Strong answers conclude that central banks can influence both money supply and inflation, but not fully control either
Government deficit financing
Government deficit financing is the process by which a government funds spending that exceeds its tax revenue, usually by borrowing through the issue of government bonds
When the government runs a budget deficit, it sells bonds to raise funds
If bonds are bought by the central bank or commercial banks using newly created reserves, the money supply expands — this is sometimes called "monetising the deficit"
If bonds are bought by the non-bank private sector (households, pension funds), the money supply does not expand — existing money is simply transferred from savers to the government and then back to the economy as government spending
The inflationary impact of deficit financing, therefore, depends on who buys the bonds
Quantitative easing (QE)
Quantitative easing is a monetary policy tool in which the central bank creates new reserves electronically and uses them to buy financial assets (typically government bonds) from commercial banks and other financial institutions, expanding the money supply.

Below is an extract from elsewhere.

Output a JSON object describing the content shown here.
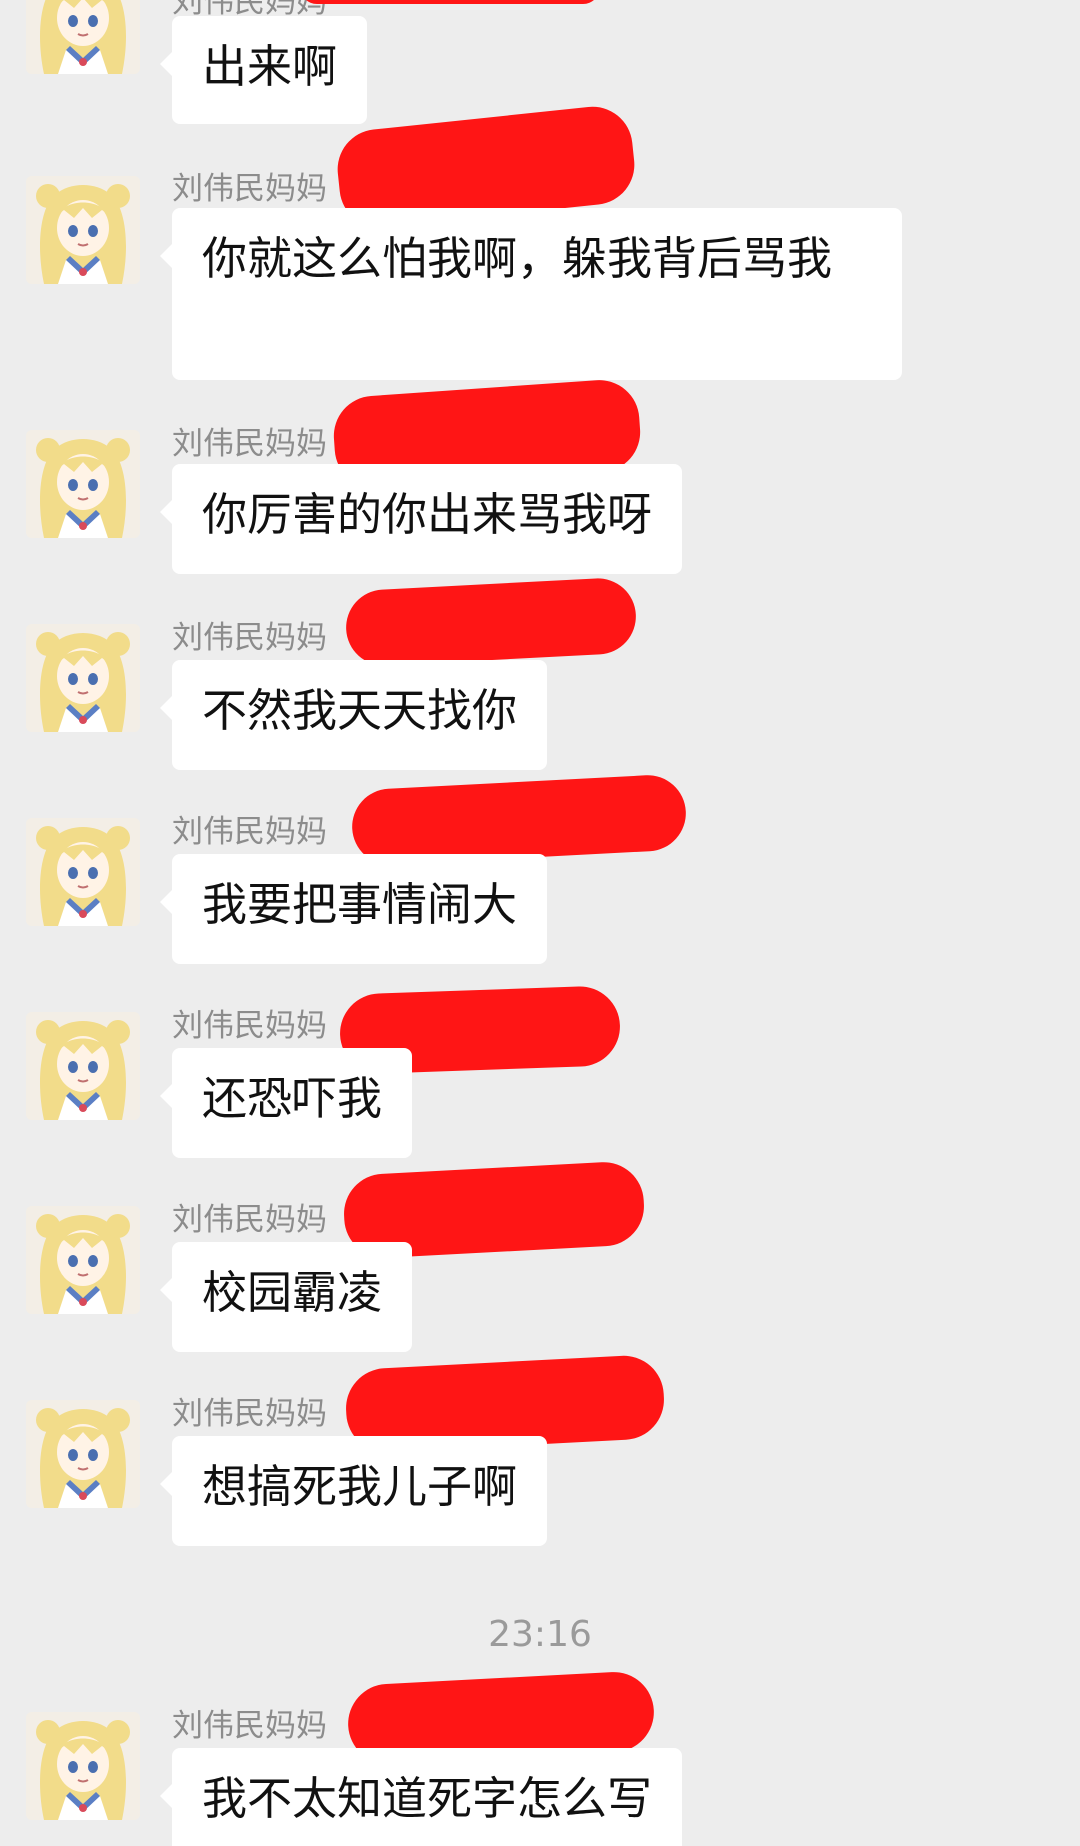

QE is used when conventional monetary policy has reached its limits — typically when interest rates are already near zero
The mechanism
The central bank creates new reserves and credits commercial banks' accounts
Commercial banks' balance sheets now hold more liquid reserves in place of bonds
With more reserves, banks have greater capacity to lend, further expanding the money supply via the bank credit multiplier
QE was used extensively by the Bank of England, US Federal Reserve and European Central Bank after the 2008 financial crisis and during the COVID-19 pandemic
Changes in the balance of payments
In an open economy, flows of money across borders also change the money supply
Current account surplus - exports exceed imports, so foreign buyers' payments for domestic goods increase domestic bank deposits, expanding the money supply
Current account deficit - imports exceed exports, so payments flowing abroad reduce domestic bank deposits, contracting the money supply
Capital inflows (foreign investment into the country) increase the money supply; capital outflows reduce it
Central banks can offset these effects through sterilisation - buying or selling domestic bonds to neutralise the money supply impact of BoP flows, maintaining monetary policy independence
Examiner Tips and Tricks
The five causes listed in the syllabus are not independent - they interact:
Quantitative easing works through the bank credit multiplier
Deficit financing may or may not expand the money supply depending on who buys the bonds
BoP flows can be sterilised by central bank action
Strong answers trace these connections rather than listing the causes in isolation.
For evaluation, the key insight is that no single actor fully controls the money supply in an open economy. Commercial banks, central banks, governments and international flows all contribute. This framing directly contradicts simplistic "the central bank controls money supply" claims that examiners regularly flag.